В Троицкой лавре они говорили о прошедшем, и он сказал ей, что, ежели бы он был жив, он бы благодарил вечно бога за свою рану, которая свела его опять с нею; но с тех пор они никогда не говорили о будущем.
«Могло или не могло это быть? – думал он теперь, глядя на нее и прислушиваясь к легкому стальному звуку спиц. – Неужели только затем так странно свела меня с нею судьба, чтобы мне умереть?.. Неужели мне открылась истина жизни только для того, чтобы я жил во лжи? Я люблю ее больше всего в мире. Но что же делать мне, ежели я люблю ее?» – сказал он, и он вдруг невольно застонал, по привычке, которую он приобрел во время своих страданий.
Услыхав этот звук, Наташа положила чулок, перегнулась ближе к нему и вдруг, заметив его светящиеся глаза, подошла к нему легким шагом и нагнулась.
– Вы не спите?
– Нет, я давно смотрю на вас; я почувствовал, когда вы вошли. Никто, как вы, но дает мне той мягкой тишины… того света. Мне так и хочется плакать от радости.
Наташа ближе придвинулась к нему. Лицо ее сияло восторженною радостью.
– Наташа, я слишком люблю вас. Больше всего на свете.
– А я? – Она отвернулась на мгновение. – Отчего же слишком? – сказала она.
– Отчего слишком?.. Ну, как вы думаете, как вы чувствуете по душе, по всей душе, буду я жив? Как вам кажется?
– Я уверена, я уверена! – почти вскрикнула Наташа, страстным движением взяв его за обе руки.
Он помолчал.
– Как бы хорошо! – И, взяв ее руку, он поцеловал ее.
Наташа была счастлива и взволнована; и тотчас же она вспомнила, что этого нельзя, что ему нужно спокойствие.
– Однако вы не спали, – сказала она, подавляя свою радость. – Постарайтесь заснуть… пожалуйста.
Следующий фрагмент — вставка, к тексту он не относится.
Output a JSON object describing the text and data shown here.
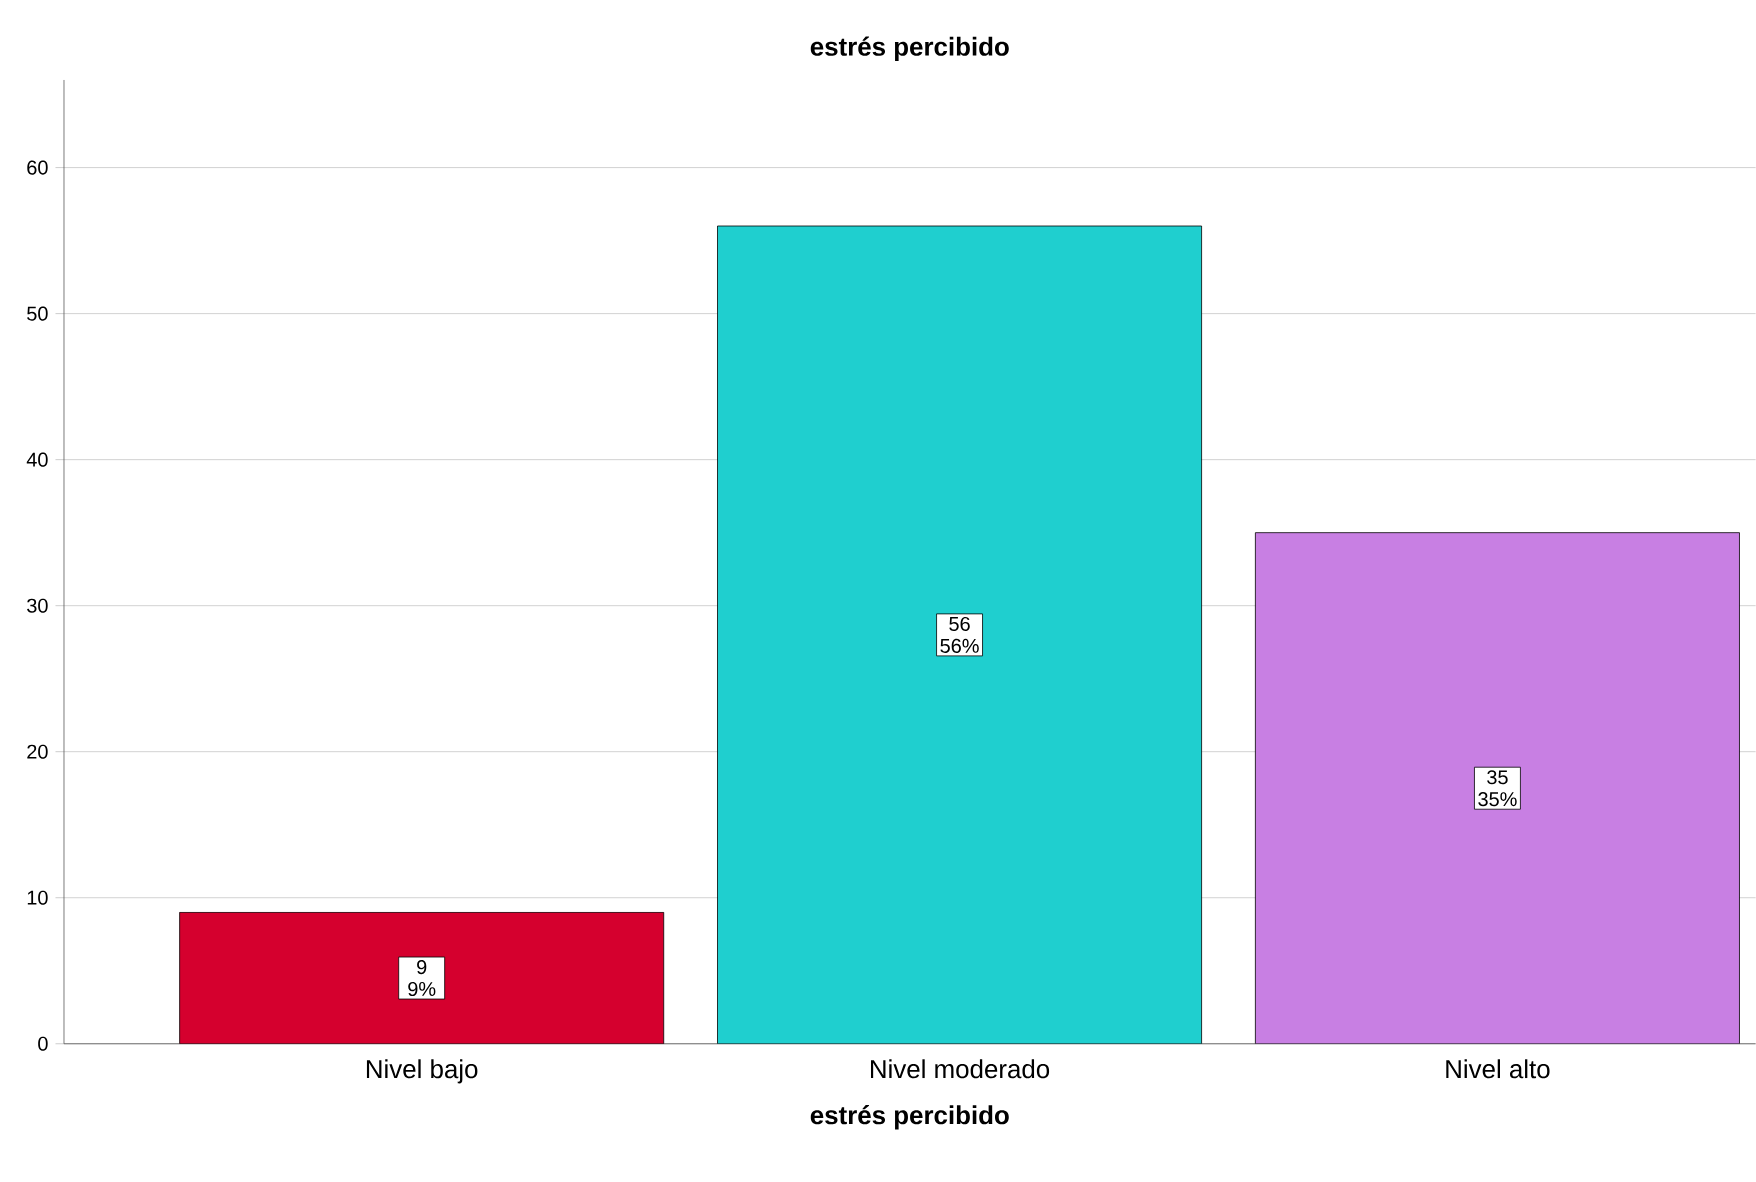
{
  "chart_data": {
    "type": "bar",
    "title": "estrés percibido",
    "xlabel": "estrés percibido",
    "categories": [
      "Nivel bajo",
      "Nivel moderado",
      "Nivel alto"
    ],
    "values": [
      9,
      56,
      35
    ],
    "colors": [
      "#d5002e",
      "#1fcfcf",
      "#c87fe3"
    ],
    "value_labels": [
      "9 9%",
      "56 56%",
      "35 35%"
    ],
    "ylim": [
      0,
      66
    ],
    "yticks": [
      0,
      10,
      20,
      30,
      40,
      50,
      60
    ],
    "grid": "y"
  }
}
Он выпустил, пожав ее, ее руку, она перешла к свече и опять села в прежнее положение. Два раза она оглянулась на него, глаза его светились ей навстречу. Она задала себе урок на чулке и сказала себе, что до тех пор она не оглянется, пока не кончит его.
Действительно, скоро после этого он закрыл глаза и заснул. Он спал недолго и вдруг в холодном поту тревожно проснулся.
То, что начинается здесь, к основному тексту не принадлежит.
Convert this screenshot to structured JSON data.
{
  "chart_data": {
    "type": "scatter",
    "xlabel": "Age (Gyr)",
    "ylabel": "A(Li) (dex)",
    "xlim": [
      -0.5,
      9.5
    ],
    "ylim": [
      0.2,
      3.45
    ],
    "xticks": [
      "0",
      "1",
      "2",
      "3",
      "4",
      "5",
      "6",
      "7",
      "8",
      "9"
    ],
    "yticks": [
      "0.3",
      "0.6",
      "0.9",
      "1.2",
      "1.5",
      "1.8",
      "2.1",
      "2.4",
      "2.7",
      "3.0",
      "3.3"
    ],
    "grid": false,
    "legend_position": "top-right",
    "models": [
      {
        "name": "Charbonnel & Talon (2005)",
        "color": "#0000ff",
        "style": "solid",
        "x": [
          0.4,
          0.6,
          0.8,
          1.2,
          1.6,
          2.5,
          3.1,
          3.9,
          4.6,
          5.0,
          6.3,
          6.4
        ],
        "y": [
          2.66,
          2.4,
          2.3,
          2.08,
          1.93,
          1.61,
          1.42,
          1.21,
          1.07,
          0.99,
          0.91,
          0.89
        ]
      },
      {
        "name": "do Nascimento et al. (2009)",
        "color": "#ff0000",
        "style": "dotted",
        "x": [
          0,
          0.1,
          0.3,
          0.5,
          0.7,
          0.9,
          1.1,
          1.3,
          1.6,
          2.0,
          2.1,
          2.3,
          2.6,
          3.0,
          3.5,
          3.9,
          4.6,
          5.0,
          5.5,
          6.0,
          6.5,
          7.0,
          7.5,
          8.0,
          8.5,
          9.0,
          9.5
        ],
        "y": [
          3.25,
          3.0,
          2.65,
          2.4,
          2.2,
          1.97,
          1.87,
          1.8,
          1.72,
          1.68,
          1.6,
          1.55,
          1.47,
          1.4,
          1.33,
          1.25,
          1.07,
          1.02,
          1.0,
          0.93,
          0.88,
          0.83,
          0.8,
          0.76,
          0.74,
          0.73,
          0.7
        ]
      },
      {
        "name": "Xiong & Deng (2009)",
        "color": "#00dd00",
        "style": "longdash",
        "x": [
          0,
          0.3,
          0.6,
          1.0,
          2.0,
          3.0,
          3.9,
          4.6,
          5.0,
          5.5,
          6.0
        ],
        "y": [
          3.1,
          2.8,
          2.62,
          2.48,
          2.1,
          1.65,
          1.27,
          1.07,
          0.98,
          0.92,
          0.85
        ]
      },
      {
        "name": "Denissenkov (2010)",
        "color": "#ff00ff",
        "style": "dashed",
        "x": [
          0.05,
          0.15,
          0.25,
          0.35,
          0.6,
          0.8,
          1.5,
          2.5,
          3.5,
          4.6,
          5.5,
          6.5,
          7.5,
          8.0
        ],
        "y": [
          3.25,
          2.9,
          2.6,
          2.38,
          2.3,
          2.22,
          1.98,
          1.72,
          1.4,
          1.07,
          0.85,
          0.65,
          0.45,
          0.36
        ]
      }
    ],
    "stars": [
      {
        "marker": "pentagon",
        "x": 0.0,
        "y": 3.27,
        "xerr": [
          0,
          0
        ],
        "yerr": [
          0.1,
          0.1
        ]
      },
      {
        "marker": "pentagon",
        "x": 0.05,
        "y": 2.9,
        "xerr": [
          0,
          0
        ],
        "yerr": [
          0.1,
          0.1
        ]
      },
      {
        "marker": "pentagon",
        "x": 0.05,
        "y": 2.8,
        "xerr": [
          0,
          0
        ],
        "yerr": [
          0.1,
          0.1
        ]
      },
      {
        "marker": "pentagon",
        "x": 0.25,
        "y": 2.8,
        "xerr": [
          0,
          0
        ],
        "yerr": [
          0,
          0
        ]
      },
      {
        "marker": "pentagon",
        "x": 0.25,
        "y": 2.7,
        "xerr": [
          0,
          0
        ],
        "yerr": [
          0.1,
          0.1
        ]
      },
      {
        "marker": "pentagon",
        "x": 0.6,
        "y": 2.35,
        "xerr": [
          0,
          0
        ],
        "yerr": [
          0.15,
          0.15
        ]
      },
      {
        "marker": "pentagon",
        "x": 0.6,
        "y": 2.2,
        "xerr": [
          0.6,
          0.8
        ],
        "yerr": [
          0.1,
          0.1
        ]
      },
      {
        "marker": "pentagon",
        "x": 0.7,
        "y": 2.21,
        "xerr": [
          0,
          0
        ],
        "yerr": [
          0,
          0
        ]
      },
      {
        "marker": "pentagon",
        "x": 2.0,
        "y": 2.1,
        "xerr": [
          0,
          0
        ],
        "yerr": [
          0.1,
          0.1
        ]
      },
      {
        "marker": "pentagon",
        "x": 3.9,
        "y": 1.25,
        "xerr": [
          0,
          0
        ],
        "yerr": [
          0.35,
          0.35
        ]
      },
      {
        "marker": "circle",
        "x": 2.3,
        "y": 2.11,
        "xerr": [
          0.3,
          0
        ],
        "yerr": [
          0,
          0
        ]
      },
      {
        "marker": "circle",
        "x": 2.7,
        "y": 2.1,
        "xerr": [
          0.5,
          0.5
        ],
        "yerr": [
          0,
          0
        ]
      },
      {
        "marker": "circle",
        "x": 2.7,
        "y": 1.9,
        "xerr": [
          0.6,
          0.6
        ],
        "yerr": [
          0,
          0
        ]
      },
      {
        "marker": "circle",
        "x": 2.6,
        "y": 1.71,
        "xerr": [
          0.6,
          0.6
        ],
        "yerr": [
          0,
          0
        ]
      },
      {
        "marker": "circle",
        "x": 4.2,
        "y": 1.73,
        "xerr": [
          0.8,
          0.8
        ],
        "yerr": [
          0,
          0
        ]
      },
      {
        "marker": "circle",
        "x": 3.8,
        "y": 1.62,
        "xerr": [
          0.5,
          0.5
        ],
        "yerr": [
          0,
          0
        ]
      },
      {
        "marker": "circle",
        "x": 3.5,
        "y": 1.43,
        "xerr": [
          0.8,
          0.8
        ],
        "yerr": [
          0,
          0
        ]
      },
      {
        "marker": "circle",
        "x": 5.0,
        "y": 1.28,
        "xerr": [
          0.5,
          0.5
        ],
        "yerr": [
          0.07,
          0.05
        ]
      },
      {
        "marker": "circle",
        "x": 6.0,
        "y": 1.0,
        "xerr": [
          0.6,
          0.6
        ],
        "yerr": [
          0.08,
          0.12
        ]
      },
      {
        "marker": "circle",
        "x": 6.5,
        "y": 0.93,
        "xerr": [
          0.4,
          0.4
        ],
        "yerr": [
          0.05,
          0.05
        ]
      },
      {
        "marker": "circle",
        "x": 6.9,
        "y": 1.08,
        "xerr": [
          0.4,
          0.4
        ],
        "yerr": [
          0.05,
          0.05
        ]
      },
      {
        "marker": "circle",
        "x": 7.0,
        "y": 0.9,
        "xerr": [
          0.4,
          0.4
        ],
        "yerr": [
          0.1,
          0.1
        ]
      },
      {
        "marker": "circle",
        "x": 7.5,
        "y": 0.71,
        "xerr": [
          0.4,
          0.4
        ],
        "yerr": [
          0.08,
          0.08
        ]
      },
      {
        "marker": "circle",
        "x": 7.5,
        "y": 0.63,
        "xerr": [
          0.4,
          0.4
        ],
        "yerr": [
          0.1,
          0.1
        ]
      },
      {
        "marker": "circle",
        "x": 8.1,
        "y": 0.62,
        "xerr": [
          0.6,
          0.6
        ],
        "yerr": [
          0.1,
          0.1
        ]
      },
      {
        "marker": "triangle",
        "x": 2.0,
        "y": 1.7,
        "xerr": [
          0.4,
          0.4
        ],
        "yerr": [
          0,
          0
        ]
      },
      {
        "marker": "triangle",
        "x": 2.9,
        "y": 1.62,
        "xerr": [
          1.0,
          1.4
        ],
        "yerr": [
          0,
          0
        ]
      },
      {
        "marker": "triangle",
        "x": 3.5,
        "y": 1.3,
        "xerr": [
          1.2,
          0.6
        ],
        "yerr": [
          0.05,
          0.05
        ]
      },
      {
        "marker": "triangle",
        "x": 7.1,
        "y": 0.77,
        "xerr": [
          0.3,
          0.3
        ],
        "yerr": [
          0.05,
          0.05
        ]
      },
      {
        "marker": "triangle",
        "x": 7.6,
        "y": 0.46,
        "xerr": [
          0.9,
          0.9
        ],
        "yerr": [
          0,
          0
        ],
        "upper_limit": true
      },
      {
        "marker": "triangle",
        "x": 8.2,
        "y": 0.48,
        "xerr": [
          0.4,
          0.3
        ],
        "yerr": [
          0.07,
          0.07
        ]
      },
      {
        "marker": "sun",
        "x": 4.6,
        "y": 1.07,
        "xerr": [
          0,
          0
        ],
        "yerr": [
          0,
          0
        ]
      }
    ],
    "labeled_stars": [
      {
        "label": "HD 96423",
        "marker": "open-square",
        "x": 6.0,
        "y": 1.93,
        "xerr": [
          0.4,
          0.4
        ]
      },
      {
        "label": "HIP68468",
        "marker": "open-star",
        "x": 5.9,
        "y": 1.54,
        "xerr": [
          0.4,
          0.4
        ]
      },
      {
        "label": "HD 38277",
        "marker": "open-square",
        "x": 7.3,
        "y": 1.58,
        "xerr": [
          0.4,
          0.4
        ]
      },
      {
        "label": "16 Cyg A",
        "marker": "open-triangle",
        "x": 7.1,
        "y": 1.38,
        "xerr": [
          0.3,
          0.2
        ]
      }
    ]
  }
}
Засыпая, он думал все о том же, о чем он думал все ото время, – о жизни и смерти. И больше о смерти. Он чувствовал себя ближе к ней.
«Любовь? Что такое любовь? – думал он. – Любовь мешает смерти. Любовь есть жизнь. Все, все, что я понимаю, я понимаю только потому, что люблю. Все есть, все существует только потому, что я люблю. Все связано одною ею. Любовь есть бог, и умереть – значит мне, частице любви, вернуться к общему и вечному источнику». Мысли эти показались ему утешительны. Но это были только мысли. Чего то недоставало в них, что то было односторонне личное, умственное – не было очевидности. И было то же беспокойство и неясность. Он заснул.